Canon in Miniature #192




Dystopia Human = Garbage
1994; Life Is Abuse
Nothing is beautiful and everything hurts. There’s nothing here that is enjoyable in the slightest. The music is an unholy combination of crust punk at its harshest and sludge metal at its most unpleasantly atmospheric. The lyrics are a constant barrage of disturbing images and ideals, and on top of that the band chose to augment the songs with samples from murder confessions and readings of suicide notes. This is not an album that is built to be enjoyed, it is meant to be endured. You suffer through the endless stream of audio displeasure and you emerge out the other side a different person.

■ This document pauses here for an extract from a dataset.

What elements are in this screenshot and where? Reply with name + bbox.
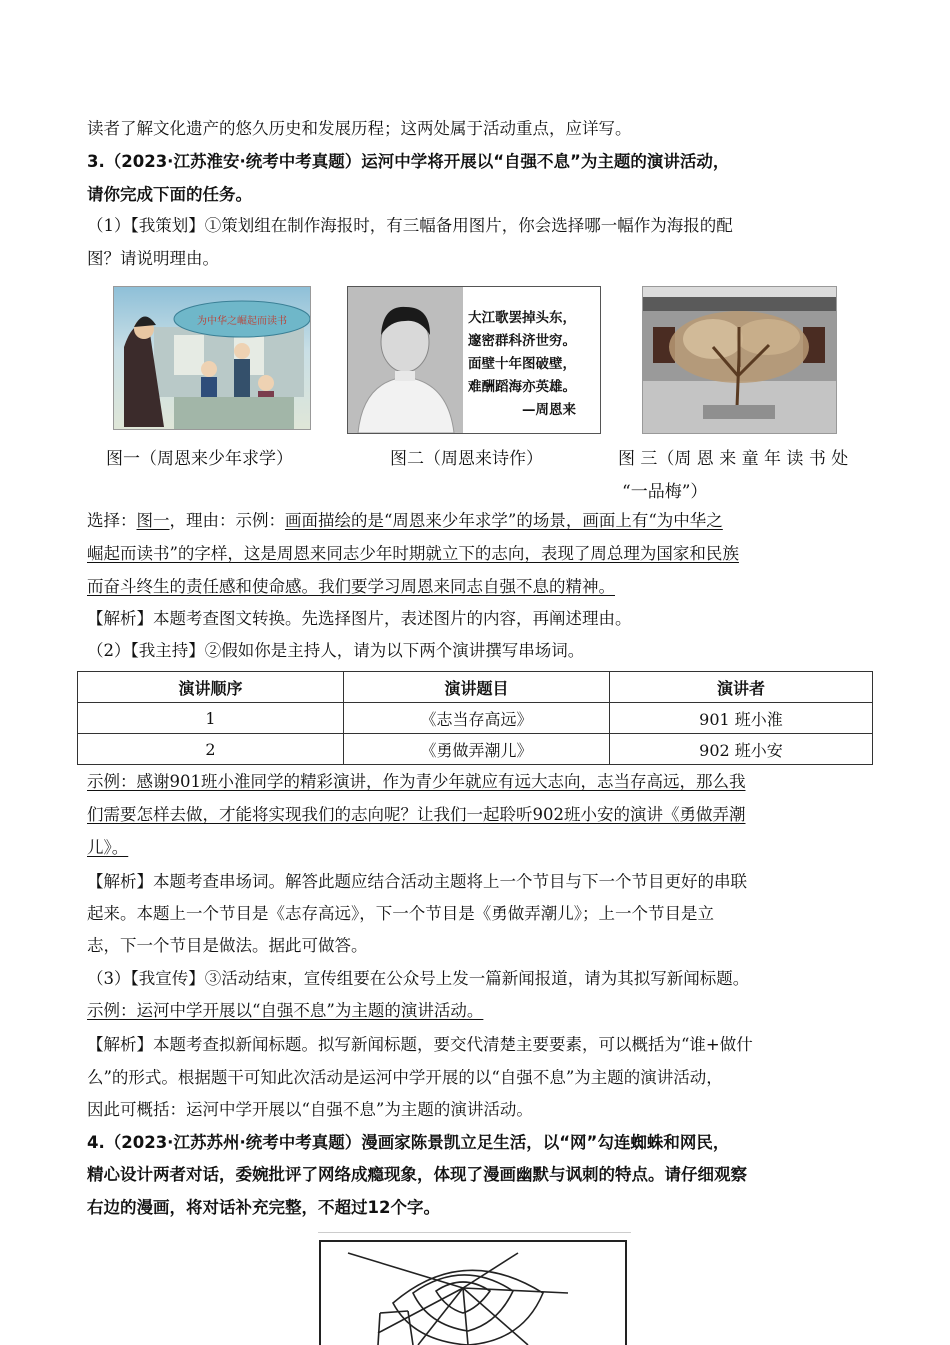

So why is it so fascinating?
Human = Garbage is unpleasant in conception but in practice the displeasure and the ceaselessness of its attack in that direction becomes strangely praiseworthy. I mean, I can’t say that I genuinely enjoy listening to it all that much, but the impression that it leaves isn’t just that of a group of people trying to make the ugliest, most misanthropic piece of recorded music in history, but that of a group of people who see that there needs to be some kind of artistry at the base of even the most reprehensible sounding music. The songs that Dystopia constructs here, ignoring the vocals and samples for a second, are extremely well-considered and composed, much better than they need to be to get their general point – that everything in the world is awful especially people – across. I definitely appreciate the craft behind most of Human = Garbage even if the end product is something that I, in all honesty, never want to hear ever again after it’s over. So I wind up feeling remarkably positive towards it even though it’s hard to think of the words ‘positive’ and ‘this album’ in the same sentence without a thesaurus full of negative modifiers thrown in there.

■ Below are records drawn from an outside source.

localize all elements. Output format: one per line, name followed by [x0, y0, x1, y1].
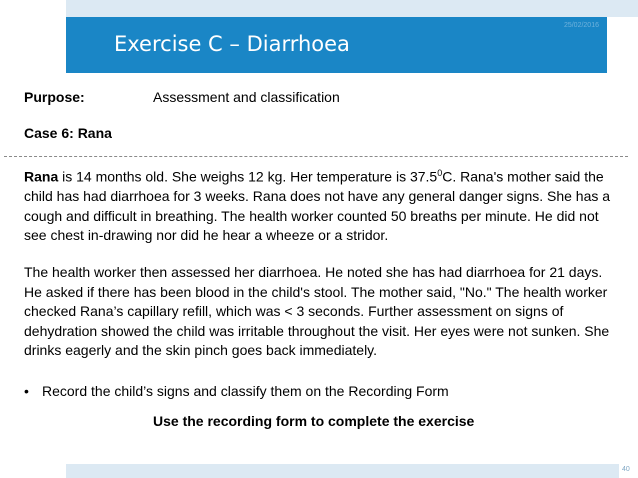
paragraph-1-text-b: C. Rana's mother said the child has had diarrhoea for 3 weeks. Rana does not have any general danger signs. She has a cough and difficult in breathing. The health worker counted 50 breaths per minute. He did not see chest in-drawing nor did he hear a wheeze or a stridor. — [24, 168, 611, 244]
case-paragraph-2: The health worker then assessed her diarrhoea. He noted she has had diarrhoea for 21 days. He asked if there has been blood in the child's stool. The mother said, "No." The health worker checked Rana’s capillary refill, which was < 3 seconds. Further assessment on signs of dehydration showed the child was irritable throughout the visit. Her eyes were not sunken. She drinks eagerly and the skin pinch goes back immediately. — [24, 264, 610, 358]
case-title: Case 6: Rana — [24, 125, 112, 141]
bullet-text: Record the child’s signs and classify them on the Recording Form — [42, 383, 449, 399]
bullet-marker: • — [24, 383, 29, 399]
instruction-text: Use the recording form to complete the exercise — [153, 413, 475, 429]
page-number: 40 — [622, 466, 630, 473]
bottom-decorative-band — [66, 464, 619, 478]
purpose-value: Assessment and classification — [153, 89, 340, 105]
degree-superscript: 0 — [437, 168, 443, 178]
title-bar — [66, 17, 607, 73]
bullet-item — [24, 382, 620, 401]
dashed-divider — [4, 156, 628, 157]
purpose-label: Purpose: — [24, 89, 85, 105]
top-decorative-band — [66, 0, 638, 17]
case-paragraph-1 — [24, 164, 620, 246]
paragraph-1-text-a: is 14 months old. She weighs 12 kg. Her temperature is 37.5 — [58, 168, 438, 185]
slide-title: Exercise C – Diarrhoea — [114, 32, 350, 56]
slide-date: 25/02/2016 — [563, 22, 599, 29]
child-name: Rana — [24, 168, 59, 185]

That’s the conflict I face here, I can’t help but respect the hell out of what has to be the least enjoyable album I’ve come across. Human = Garbage is unpleasant as all get out, but that unpleasantness is conveyed with such a well-defined aesthetic that I respect it for its artistry. The ceaseless negativity is a bit much to truly recommend it though, never quite crossing over into self-parody but coming just close enough that I find it hard to take seriously. The bottom line is that I’m glad I heard this, because Dystopia are a fascinating as hell band in a genre I generally can’t find much to praise within and Human = Garbage is a fascinating document of unbridled misanthropy.